Auf der Schlossscheibe des Viertelwerks hat der letzte Überholer Namen und Datum einpunziert: "GEN.REP. VON LUDWIG KRADISCH UHRMACHERMEISTER IN STEIN/D. NR.104 IM OKTOBER 1950":

Schlossscheibe des Viertelwerks, April 2014

Ein Stockwerk darunter stehen die abgelaufenen Gewichte am Boden auf, und daneben hängt das Pendel:

Gewichte und Pendel, April 2014

Und ein Stockwerk weiter oben sieht man in die übereinanderhängenden Glocken:

Glockengestühl, April 2014

Samstag, 19. April 2014

Ein SpDrS in Arnoldstein, 1987

Von Thörl-Maglern bin ich nach Arnoldstein zurückgefahren, wo ich nur vier Bilder der Siemens-Spur aufgenommen habe:

SpDrS, Fdl, Arnoldstein, 24.4.1987

SpDrS, Fdl, Arnoldstein, 24.4.1987

SpDrS, Fdl, Arnoldstein, 24.4.1987

SpDrS, Fdl, Arnoldstein, 24.4.1987

... und dann ging's weiter ins Gailtal.

Freitag, 18. April 2014

Eines der letzten EM55: Viehofen, 2012

Vor nicht ganz zwei Jahren habe ich das Stellwerk in Viehofen aufgenommen, das heute (2014) noch immer genauso dortsteht: Ein EM55 mit Alcatel-Gleisbild, eigentlich gleich wie jenes in Hadersdorf, aber natürlich viel kleiner.

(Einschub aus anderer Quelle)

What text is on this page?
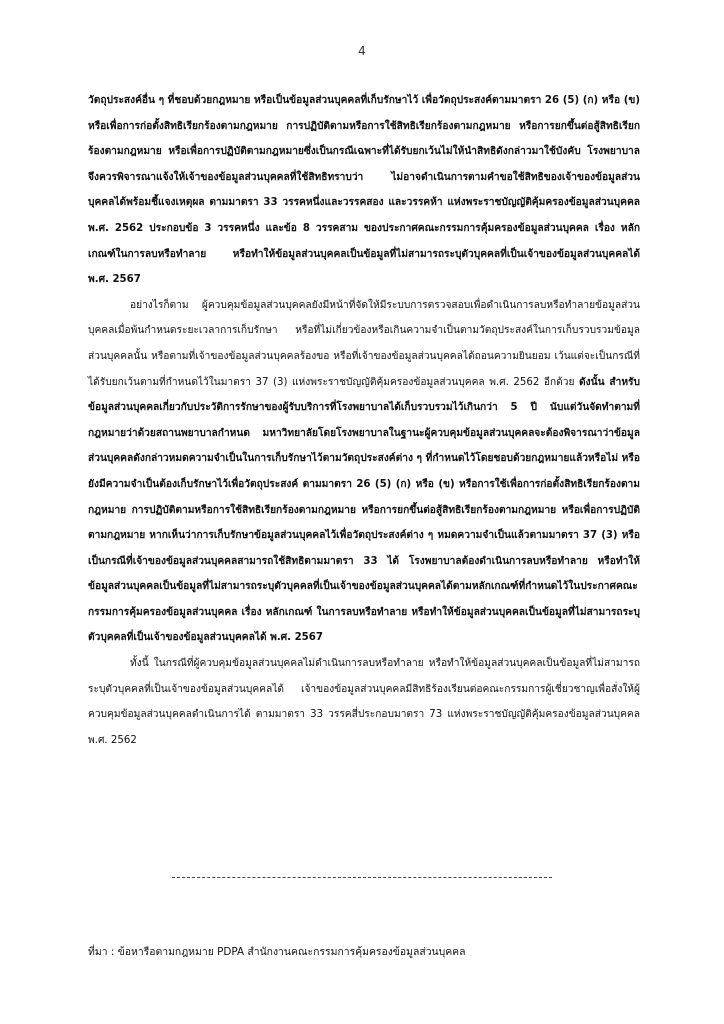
4

วัตถุประสงค์อื่น ๆ ที่ชอบด้วยกฎหมาย หรือเป็นข้อมูลส่วนบุคคลที่เก็บรักษาไว้ เพื่อวัตถุประสงค์ตามมาตรา 26 (5) (ก) หรือ (ข) หรือเพื่อการก่อตั้งสิทธิเรียกร้องตามกฎหมาย การปฏิบัติตามหรือการใช้สิทธิเรียกร้องตามกฎหมาย หรือการยกขึ้นต่อสู้สิทธิเรียกร้องตามกฎหมาย หรือเพื่อการปฏิบัติตามกฎหมายซึ่งเป็นกรณีเฉพาะที่ได้รับยกเว้นไม่ให้นำสิทธิดังกล่าวมาใช้บังคับ โรงพยาบาลจึงควรพิจารณาแจ้งให้เจ้าของข้อมูลส่วนบุคคลที่ใช้สิทธิทราบว่า ไม่อาจดำเนินการตามคำขอใช้สิทธิของเจ้าของข้อมูลส่วนบุคคลได้พร้อมชี้แจงเหตุผล ตามมาตรา 33 วรรคหนึ่งและวรรคสอง และวรรคห้า แห่งพระราชบัญญัติคุ้มครองข้อมูลส่วนบุคคล พ.ศ. 2562 ประกอบข้อ 3 วรรคหนึ่ง และข้อ 8 วรรคสาม ของประกาศคณะกรรมการคุ้มครองข้อมูลส่วนบุคคล เรื่อง หลักเกณฑ์ในการลบหรือทำลาย หรือทำให้ข้อมูลส่วนบุคคลเป็นข้อมูลที่ไม่สามารถระบุตัวบุคคลที่เป็นเจ้าของข้อมูลส่วนบุคคลได้ พ.ศ. 2567

อย่างไรก็ตาม ผู้ควบคุมข้อมูลส่วนบุคคลยังมีหน้าที่จัดให้มีระบบการตรวจสอบเพื่อดำเนินการลบหรือทำลายข้อมูลส่วนบุคคลเมื่อพ้นกำหนดระยะเวลาการเก็บรักษา หรือที่ไม่เกี่ยวข้องหรือเกินความจำเป็นตามวัตถุประสงค์ในการเก็บรวบรวมข้อมูลส่วนบุคคลนั้น หรือตามที่เจ้าของข้อมูลส่วนบุคคลร้องขอ หรือที่เจ้าของข้อมูลส่วนบุคคลได้ถอนความยินยอม เว้นแต่จะเป็นกรณีที่ได้รับยกเว้นตามที่กำหนดไว้ในมาตรา 37 (3) แห่งพระราชบัญญัติคุ้มครองข้อมูลส่วนบุคคล พ.ศ. 2562 อีกด้วย ดังนั้น สำหรับข้อมูลส่วนบุคคลเกี่ยวกับประวัติการรักษาของผู้รับบริการที่โรงพยาบาลได้เก็บรวบรวมไว้เกินกว่า 5 ปี นับแต่วันจัดทำตามที่กฎหมายว่าด้วยสถานพยาบาลกำหนด มหาวิทยาลัยโดยโรงพยาบาลในฐานะผู้ควบคุมข้อมูลส่วนบุคคลจะต้องพิจารณาว่าข้อมูลส่วนบุคคลดังกล่าวหมดความจำเป็นในการเก็บรักษาไว้ตามวัตถุประสงค์ต่าง ๆ ที่กำหนดไว้โดยชอบด้วยกฎหมายแล้วหรือไม่ หรือยังมีความจำเป็นต้องเก็บรักษาไว้เพื่อวัตถุประสงค์ ตามมาตรา 26 (5) (ก) หรือ (ข) หรือการใช้เพื่อการก่อตั้งสิทธิเรียกร้องตามกฎหมาย การปฏิบัติตามหรือการใช้สิทธิเรียกร้องตามกฎหมาย หรือการยกขึ้นต่อสู้สิทธิเรียกร้องตามกฎหมาย หรือเพื่อการปฏิบัติตามกฎหมาย หากเห็นว่าการเก็บรักษาข้อมูลส่วนบุคคลไว้เพื่อวัตถุประสงค์ต่าง ๆ หมดความจำเป็นแล้วตามมาตรา 37 (3) หรือเป็นกรณีที่เจ้าของข้อมูลส่วนบุคคลสามารถใช้สิทธิตามมาตรา 33 ได้ โรงพยาบาลต้องดำเนินการลบหรือทำลาย หรือทำให้ข้อมูลส่วนบุคคลเป็นข้อมูลที่ไม่สามารถระบุตัวบุคคลที่เป็นเจ้าของข้อมูลส่วนบุคคลได้ตามหลักเกณฑ์ที่กำหนดไว้ในประกาศคณะกรรมการคุ้มครองข้อมูลส่วนบุคคล เรื่อง หลักเกณฑ์ ในการลบหรือทำลาย หรือทำให้ข้อมูลส่วนบุคคลเป็นข้อมูลที่ไม่สามารถระบุตัวบุคคลที่เป็นเจ้าของข้อมูลส่วนบุคคลได้ พ.ศ. 2567

ทั้งนี้ ในกรณีที่ผู้ควบคุมข้อมูลส่วนบุคคลไม่ดำเนินการลบหรือทำลาย หรือทำให้ข้อมูลส่วนบุคคลเป็นข้อมูลที่ไม่สามารถระบุตัวบุคคลที่เป็นเจ้าของข้อมูลส่วนบุคคลได้ เจ้าของข้อมูลส่วนบุคคลมีสิทธิร้องเรียนต่อคณะกรรมการผู้เชี่ยวชาญเพื่อสั่งให้ผู้ควบคุมข้อมูลส่วนบุคคลดำเนินการได้ ตามมาตรา 33 วรรคสี่ประกอบมาตรา 73 แห่งพระราชบัญญัติคุ้มครองข้อมูลส่วนบุคคล พ.ศ. 2562

ที่มา : ข้อหารือตามกฎหมาย PDPA สำนักงานคณะกรรมการคุ้มครองข้อมูลส่วนบุคคล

Meines Wissens wird das Stellwerk 2015 abgebaut (und der Bahnhof in die BLZ übernommen), aber bis dorthin tut dort, so wie seit Jahrzehnten, ein Fahrdienstleiter seinen mehr oder weniger einsamen Dienst.

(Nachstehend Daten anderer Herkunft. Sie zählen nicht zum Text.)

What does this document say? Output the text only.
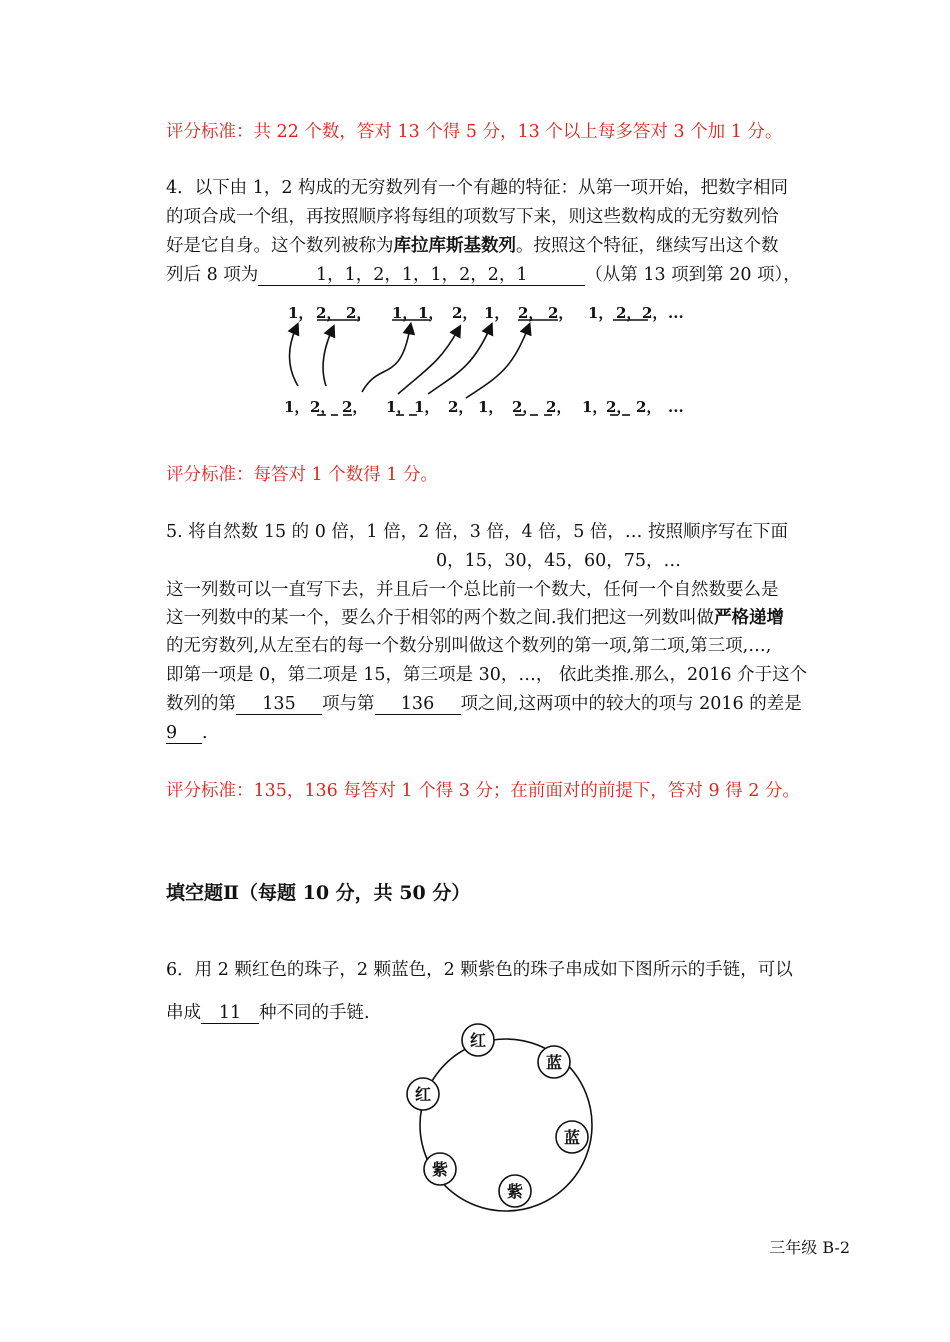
评分标准：共 22 个数，答对 13 个得 5 分，13 个以上每多答对 3 个加 1 分。
4．以下由 1，2 构成的无穷数列有一个有趣的特征：从第一项开始，把数字相同
的项合成一个组，再按照顺序将每组的项数写下来，则这些数构成的无穷数列恰
好是它自身。这个数列被称为库拉库斯基数列。按照这个特征，继续写出这个数
列后 8 项为	1，1，2，1，1，2，2，1	（从第 13 项到第 20 项），
1， 2， 2， 1， 1， 2， 1， 2， 2， 1， 2， 2， ...
1， 2， 2， 1， 1， 2， 1， 2， 2， 1，
2， 2， ...
评分标准：每答对 1 个数得 1 分。
5. 将自然数 15 的 0 倍，1 倍，2 倍，3 倍，4 倍，5 倍，… 按照顺序写在下面
0，15，30，45，60，75，…
这一列数可以一直写下去，并且后一个总比前一个数大，任何一个自然数要么是
这一列数中的某一个，要么介于相邻的两个数之间.我们把这一列数叫做严格递增
的无穷数列,从左至右的每一个数分别叫做这个数列的第一项,第二项,第三项,…,
即第一项是 0，第二项是 15，第三项是 30，…， 依此类推.那么，2016 介于这个
数列的第 135 项与第 136 项之间,这两项中的较大的项与 2016 的差是
9 .
评分标准：135，136 每答对 1 个得 3 分；在前面对的前提下，答对 9 得 2 分。
填空题Ⅱ（每题 10 分，共 50 分）
6．用 2 颗红色的珠子，2 颗蓝色，2 颗紫色的珠子串成如下图所示的手链，可以
串成 11 种不同的手链.
红
蓝
蓝
紫
紫
红
三年级 B-2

Hier sieht man das Schalterwerk. Wie in Hadersdorf gibt es fast keine Weichenschalter für die Weichen in Zugfahrstraßen – die meisten Weichen laufen mit dem Umlegen des Fahrstraßensignalschalters passend ein. Die Einzelumstellung erfolgt wie bei einem Drucktastenstellwerk mit Weichentaste und Weichengruppentaste im Gleisbild. Ausnahmen sind allerdings:
  • Zwei Sperrschuhe samt zugehörigen Weichen, wo über Weichenschalter die entsprechenden Schlüssel draußen freigegeben werden.
  • Ein Schalter "Fstlg. W51", mit dem die Weiche 51 im Durchrutschweg der kurzen Einfahrten auf die Gleise 3 und 5 passend für eine Weiterfahrt festgelegt werden kann.

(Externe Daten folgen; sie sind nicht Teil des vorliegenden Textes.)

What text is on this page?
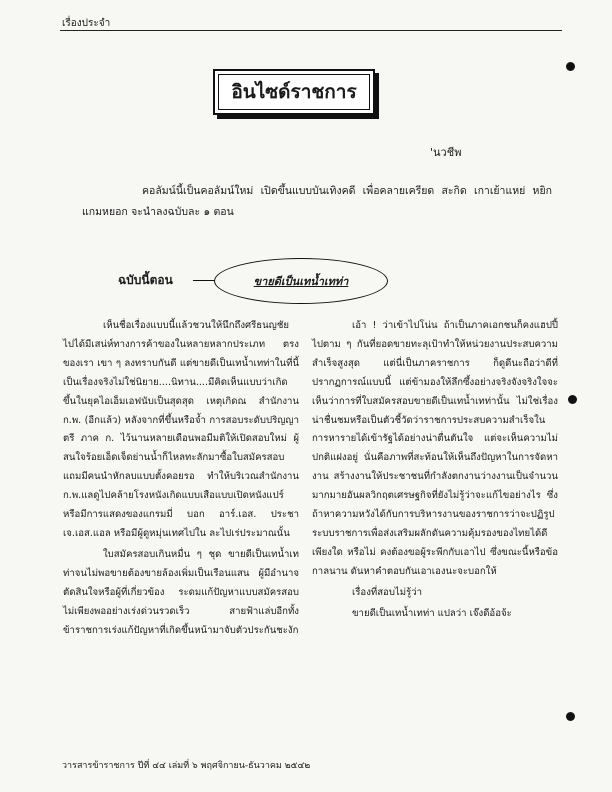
เรื่องประจำ
อินไซด์ราชการ
'นวชีพ
คอลัมน์นี้เป็นคอลัมน์ใหม่ เปิดขึ้นแบบบันเทิงคดี เพื่อคลายเครียด สะกิด เกาเย้าแหย่ หยิกแกมหยอก จะนำลงฉบับละ ๑ ตอน
ฉบับนี้ตอน	ขายดีเป็นเทน้ำเทท่า

เห็นชื่อเรื่องแบบนี้แล้วชวนให้นึกถึงศรีธนญชัยไปได้มีเสน่ห์ทางการค้าของในหลายหลากประเภท ตรงของเรา เขา ๆ ลงทราบกันดี แต่ขายดีเป็นเทน้ำเทท่าในที่นี้เป็นเรื่องจริงไม่ใช่นิยาย....นิทาน....มีคิดเห็นแบบว่าเกิดขึ้นในยุคไอเอ็มเอฟนับเป็นสุดสุด เหตุเกิดณ สำนักงาน ก.พ. (อีกแล้ว) หลังจากที่ขึ้นหรือจ้ำ การสอบระดับปริญญาตรี ภาค ก. ไว้นานหลายเดือนพอมีมติให้เปิดสอบใหม่ ผู้สนใจร้อยเอ็ดเจ็ดย่านน้ำก็ไหลทะลักมาซื้อใบสมัครสอบ แถมมีคนนำหักลบแบบตั้งคอยรอ ทำให้บริเวณสำนักงาน ก.พ.แลดูไปคล้ายโรงหนังเกิดแบบเสือแบบเปิดหนังแปร์ หรือมีการแสดงของแกรมมี่ บอก อาร์.เอส. ประชา เจ.เอส.แอล หรือมีผู้ดูหมุ่นเทศไปใน ละไปเร่ประมาณนั้น

ใบสมัครสอบเกินหมื่น ๆ ชุด ขายดีเป็นเทน้ำเทท่าจนไม่พอขายต้องขายล้องเพิ่มเป็นเรือนแสน ผู้มีอำนาจตัดสินใจหรือผู้ที่เกี่ยวข้อง ระดมแก้ปัญหาแบบสมัครสอบไม่เพียงพออย่างเร่งด่วนรวดเร็ว สายฟ้าแล่บอีกทั้งข้าราชการเร่งแก้ปัญหาที่เกิดขึ้นหน้ามาจับตัวประกันชะงัก

เอ้า ! ว่าเข้าไปโน่น ถ้าเป็นภาคเอกชนก็คงแฮปปี้ไปตาม ๆ กันที่ยอดขายทะลุเป้าทำให้หน่วยงานประสบความสำเร็จสูงสุด แต่นี่เป็นภาคราชการ ก็ดูดีนะถือว่าดีที่ปรากฏการณ์แบบนี้ แต่ข้ามองให้ลึกซึ้งอย่างจริงจังจริงใจจะเห็นว่าการที่ใบสมัครสอบขายดีเป็นเทน้ำเทท่านั้น ไม่ใช่เรื่องน่าชื่นชมหรือเป็นตัวชี้วัดว่าราชการประสบความสำเร็จในการหารายได้เข้ารัฐได้อย่างน่าตื่นตันใจ แต่จะเห็นความไม่ปกติแฝงอยู่ นั่นคือภาพที่สะท้อนให้เห็นถึงปัญหาในการจัดหางาน สร้างงานให้ประชาชนที่กำลังตกงานว่างงานเป็นจำนวนมากมายอันผลวิกฤตเศรษฐกิจที่ยังไม่รู้ว่าจะแก้ไขอย่างไร ซึ่งถ้าหาความหวังได้กับการบริหารงานของราชการว่าจะปฏิรูประบบราชการเพื่อส่งเสริมผลักดันความคุ้มรองของไทยได้ดีเพียงใด หรือไม่ คงต้องขอผู้ระพีกกับเอาไป ซึ่งขณะนี้หรือข้อกาลนาน ดันหาคำตอบกันเอาเองนะจะบอกให้

เรื่องที่สอบไม่รู้ว่า

ขายดีเป็นเทน้ำเทท่า แปลว่า เจ๊งดีอ้อจ้ะ

วารสารข้าราชการ ปีที่ ๔๔ เล่มที่ ๖ พฤศจิกายน-ธันวาคม ๒๕๔๒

EM55, Fdl, Viehofen, Juni 2012

Am Gleisbild ist in der Mitte ein geschlossener Schranken zu erkennen (in dem gelben Feld):

Gleisbild EM55, Fdl, Viehofen, Juni 2012

Hier ist dieser Schranken zu sehen – eher selten (wenn's überhaupt noch vorkommt), dass ein Schranken mit Kleeblattantrieb von einem Gleisbild aus angesteuert wird:

Schrankenantrieb, Viehofen, Juni 2012

Aber zurück zum Stellwerk – hier sind noch ein paar Aufnahmen davon:

EM55, Fdl, Viehofen, Juni 2012

Am folgenden Bild sieht man, dass beim R1 die Rot-Lampe ausgefallen ist!

Gleisbild EM55, Fdl, Viehofen, Juni 2012

Zuerst findet noch eine Durchfahrt von Herzogenburg nach St.Pölten statt, ...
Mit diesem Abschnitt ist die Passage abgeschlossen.